With that said, we do leverage multiple open-source projects in the implementation, such as RocksDB for forward index serving and Solr for indexing pipeline.

InfoQ: What makes Manas unique compared to other search engines?

Manas was designed and tailored for Pinterest use cases. This design means we don't need to support the full set of features that Elasticsearch provides. Meanwhile, we can employ more advanced solutions to tackle Pinterest's unique challenges.

InfoQ: Do other current search engines implement two-stage queries?

We're not currently aware of other examples. Two-stage retrieval is just one of the solutions Pinterest took to address scalability and efficiency challenges. For Pinterest and our scale, we were hitting blockers for our business that needed to be addressed immediately.

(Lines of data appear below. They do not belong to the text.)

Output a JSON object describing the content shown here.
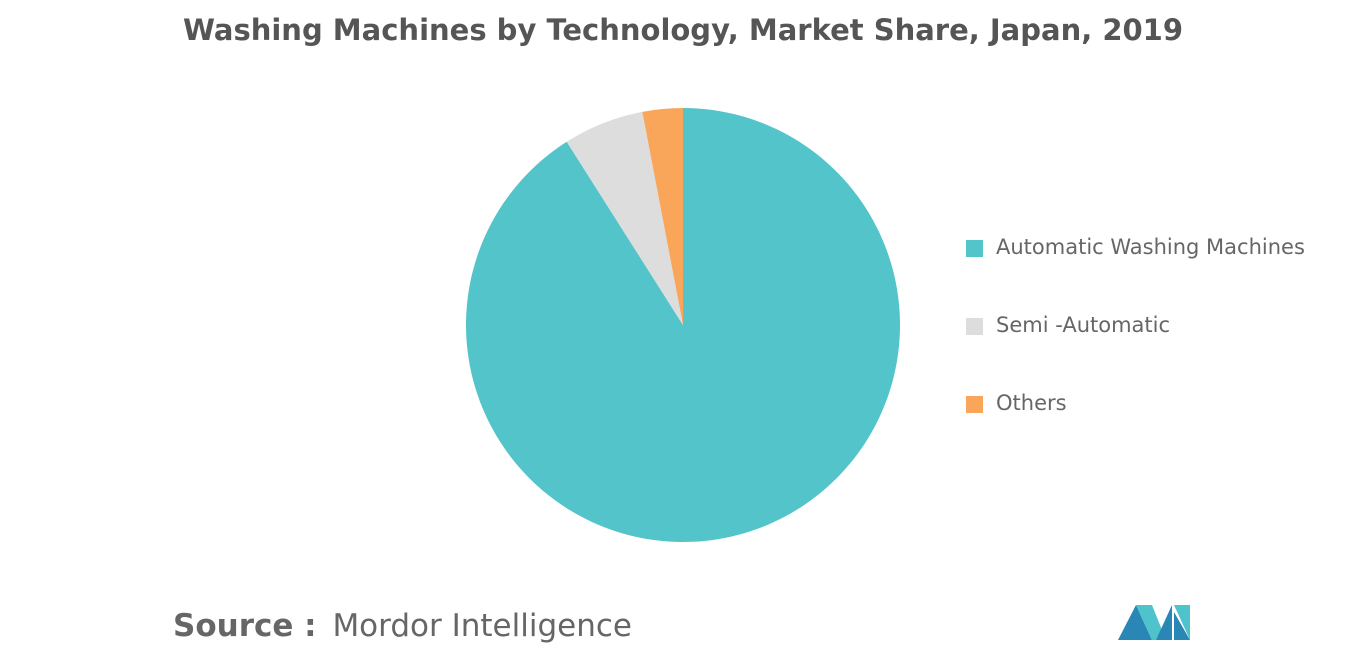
{
  "chart_data": {
    "type": "pie",
    "title": "Washing Machines by Technology, Market Share, Japan, 2019",
    "categories": [
      "Automatic Washing Machines",
      "Semi -Automatic",
      "Others"
    ],
    "values": [
      91,
      6,
      3
    ],
    "colors": [
      "#52c4ca",
      "#dddddd",
      "#f9a65a"
    ],
    "legend": "right"
  },
  "source_label": "Source :",
  "source": "Mordor Intelligence"
}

InfoQ: What was your main challenge in the implementation?

When it comes to implementation, the most challenging part was modelizing the problem with a useful abstraction that could be generalized for other use cases. With an Infra mindset, we strive to make the framework generic enough to support more scenarios.

InfoQ: Is it planned to open-source Manas?

We don't have any plans to share yet, but we strive to open source where we can and contribute to the community that has been crucial to us.

There are various other open-source components implementing search engines. The most notable ones are Elasticsearch (whose license was recently updated) and Apache Solr, both based on the Apache Lucene project.